A few months ago I purchased a new condo in downtown Montreal, and took possession of my first home determined to make it a livable space that reflected my incredible personality (umm.. yeah). I was immediately faced with the task of both conjuring up a vision of the space I would like to live in and then transforming this into activity that would deliver this vision in the real world. One of the most interesting challenges was the selection of color. What colors, hues, shades and textures would transform my clinically white walls into the sort of design genius I kept seeing in all the interior decorating magazines?
Yep, first world problems.
I discovered as I thought through my color problem that the terms “warm” and ”cool” take on an altogether different meaning far from measurements of temperature (preferably in Kelvin). Yet these terms disconnected as they are from their scientific meanings were intuitive in conveying their significance even to my non-design brain. This led me to think about how subtle and yet powerfully useful our intuitions are in conveying meaning.

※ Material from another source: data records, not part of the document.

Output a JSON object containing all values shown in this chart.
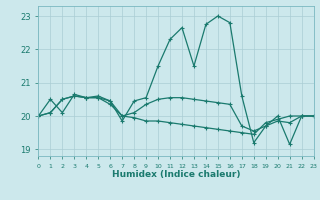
{
  "xlabel": "Humidex (Indice chaleur)",
  "xlim": [
    0,
    23
  ],
  "ylim": [
    18.8,
    23.3
  ],
  "yticks": [
    19,
    20,
    21,
    22,
    23
  ],
  "xticks": [
    0,
    1,
    2,
    3,
    4,
    5,
    6,
    7,
    8,
    9,
    10,
    11,
    12,
    13,
    14,
    15,
    16,
    17,
    18,
    19,
    20,
    21,
    22,
    23
  ],
  "bg_color": "#cce8ec",
  "line_color": "#1a7a6e",
  "grid_color": "#aacdd4",
  "line1_x": [
    0,
    1,
    2,
    3,
    4,
    5,
    6,
    7,
    8,
    9,
    10,
    11,
    12,
    13,
    14,
    15,
    16,
    17,
    18,
    19,
    20,
    21,
    22,
    23
  ],
  "line1_y": [
    20.0,
    20.5,
    20.1,
    20.65,
    20.55,
    20.55,
    20.45,
    19.85,
    20.45,
    20.55,
    21.5,
    22.3,
    22.65,
    21.5,
    22.75,
    23.0,
    22.8,
    20.6,
    19.2,
    19.7,
    20.0,
    19.15,
    20.0,
    20.0
  ],
  "line2_x": [
    0,
    1,
    2,
    3,
    4,
    5,
    6,
    7,
    8,
    9,
    10,
    11,
    12,
    13,
    14,
    15,
    16,
    17,
    18,
    19,
    20,
    21,
    22,
    23
  ],
  "line2_y": [
    20.0,
    20.1,
    20.5,
    20.6,
    20.55,
    20.6,
    20.45,
    20.0,
    19.95,
    19.85,
    19.85,
    19.8,
    19.75,
    19.7,
    19.65,
    19.6,
    19.55,
    19.5,
    19.45,
    19.8,
    19.9,
    20.0,
    20.0,
    20.0
  ],
  "line3_x": [
    0,
    1,
    2,
    3,
    4,
    5,
    6,
    7,
    8,
    9,
    10,
    11,
    12,
    13,
    14,
    15,
    16,
    17,
    18,
    19,
    20,
    21,
    22,
    23
  ],
  "line3_y": [
    20.0,
    20.1,
    20.5,
    20.6,
    20.55,
    20.55,
    20.35,
    20.0,
    20.1,
    20.35,
    20.5,
    20.55,
    20.55,
    20.5,
    20.45,
    20.4,
    20.35,
    19.7,
    19.55,
    19.7,
    19.85,
    19.8,
    20.0,
    20.0
  ],
  "fig_width": 3.2,
  "fig_height": 2.0,
  "dpi": 100
}
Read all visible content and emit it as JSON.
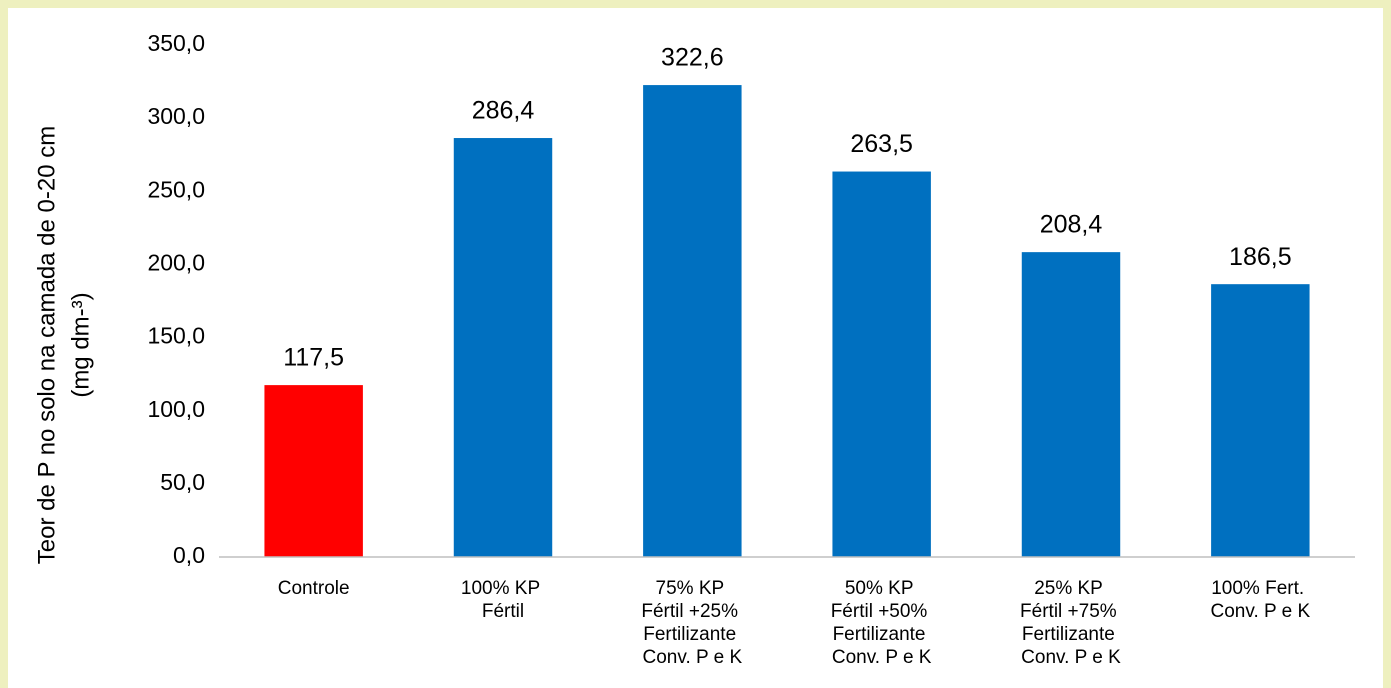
{
  "chart_data": {
    "type": "bar",
    "y_label": [
      "Teor de P no solo na camada de 0-20 cm",
      "(mg dm-³)"
    ],
    "categories": [
      "Controle",
      "100% KP Fértil",
      "75% KP Fértil +25% Fertilizante Conv. P e K",
      "50% KP Fértil +50% Fertilizante Conv. P e K",
      "25% KP Fértil +75% Fertilizante Conv. P e K",
      "100% Fert. Conv. P e K"
    ],
    "values": [
      117.5,
      286.4,
      322.6,
      263.5,
      208.4,
      186.5
    ],
    "value_labels": [
      "117,5",
      "286,4",
      "322,6",
      "263,5",
      "208,4",
      "186,5"
    ],
    "colors": [
      "#ff0000",
      "#0070c0",
      "#0070c0",
      "#0070c0",
      "#0070c0",
      "#0070c0"
    ],
    "ylim": [
      0,
      350
    ],
    "yticks": [
      {
        "value": 0,
        "label": "0,0"
      },
      {
        "value": 50,
        "label": "50,0"
      },
      {
        "value": 100,
        "label": "100,0"
      },
      {
        "value": 150,
        "label": "150,0"
      },
      {
        "value": 200,
        "label": "200,0"
      },
      {
        "value": 250,
        "label": "250,0"
      },
      {
        "value": 300,
        "label": "300,0"
      },
      {
        "value": 350,
        "label": "350,0"
      }
    ],
    "grid": false
  }
}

While I won’t even pretend to be expert at dissecting the linguistic implications of our intuitions, I will submit that this form of intuitive understanding does seem (in common practice at least) to fill a gap in our language in a rather elegant way. The problem (yes you knew this was coming) occurs however when we attempt to apply the same comfortable intuition to other concepts. When we ask “why” questions for example we have an intuitive feel that all “why” questions make sense. Our evolutionary success is a direct result of tying causality and agency to events in nature and we therefore assume the logic of “Why?” with the same comfortable “warm color” description intuitions that guide other parts of our lives.
It seems to me that this atavistic need for detecting agency persists against our better logic, tens of thousands of years after our earliest battles with nature began. It is not easy therefore to posit that perhaps not all things are backed by a why? Furthermore it seems that philosophical why’s almost automatically imply (in fact demand) an intelligent agency? Could it be possible that there need not be some philosophical “why” for things to be? I am the first to admit that as intellectually nourishing answers go, this is one of the calorically emptier ones I can think of. Like most people I lived under the belief for a good part of my life that there is an implicit meaning to existence. A “Why?” whose answer could perhaps be spiritually divined or mathematically derived depending on one’s personal leanings.
But just as colors aren’t really hot or cold, could the insistence that there MUST be a reason for the existence of something rather than nothing, simply be, a trick of the mind disguised as something real and useful?
I am not making an assertion that all philosophical why’s are an illusion or that they have no place in our lives, rather I am merely observing that they don’t seem to be necessary at all to make things work. Planets orbit, stars explode and Galaxies die with a regularity that does not seem to hinge on the existence of any philosophical “why?” In the absence of intelligent life in the universe which surely was the case billions of years ago were the laws of nature reason enough? If so who are we to insist on more? You may well ask if this is just a rewording of the belief that the material is all there is? Perhaps, but in the absence of evidence to the contrary – this seems to be the most prudent and so far only useful position to hold.
In case you are wondering, my apartment evolved into two shades of blue: Hale Navy and Philipsburg blue to be exact (Sherwin Williams HC-154 and HC-159 for you kids keeping count). Much to my amusement the first person to observe my wall painting masterpiece remarked: “Your apartment is quite warm now!” I doubt that anyone can reduce our ability to use our native intuitions to communicate in this way to some mathematical form (which isn’t to say it can’t be done) but the truth is that this ability to abstract is useful precisely because it seems math would fail, here at least, to convey an emotional reality. The danger however is that this same intuition leads us so comfortably to assumptions about the need for philosophical causal explanations in a way that cannot readily be justified by evidence.
We must consider, if we are to be honest, if ascribing a “Why” to existence is no more than our describing the universe as a “warm color.” It seems an intuitive question to ask, but when examined under the cold light of logic (see how useful “warm” and “cold” are?) it really seems to be nothing more than a shortcut to understanding the nature of reality. I would argue however that the consequences to assuming this question’s validity by employing the same intuitions I used to paint my walls, can be considerably high.
After all I can always repaint my walls HC155 and HC160, whatever those are. I’m not sure I can say the same about the mistakes society makes, when it asks the wrong questions about reality.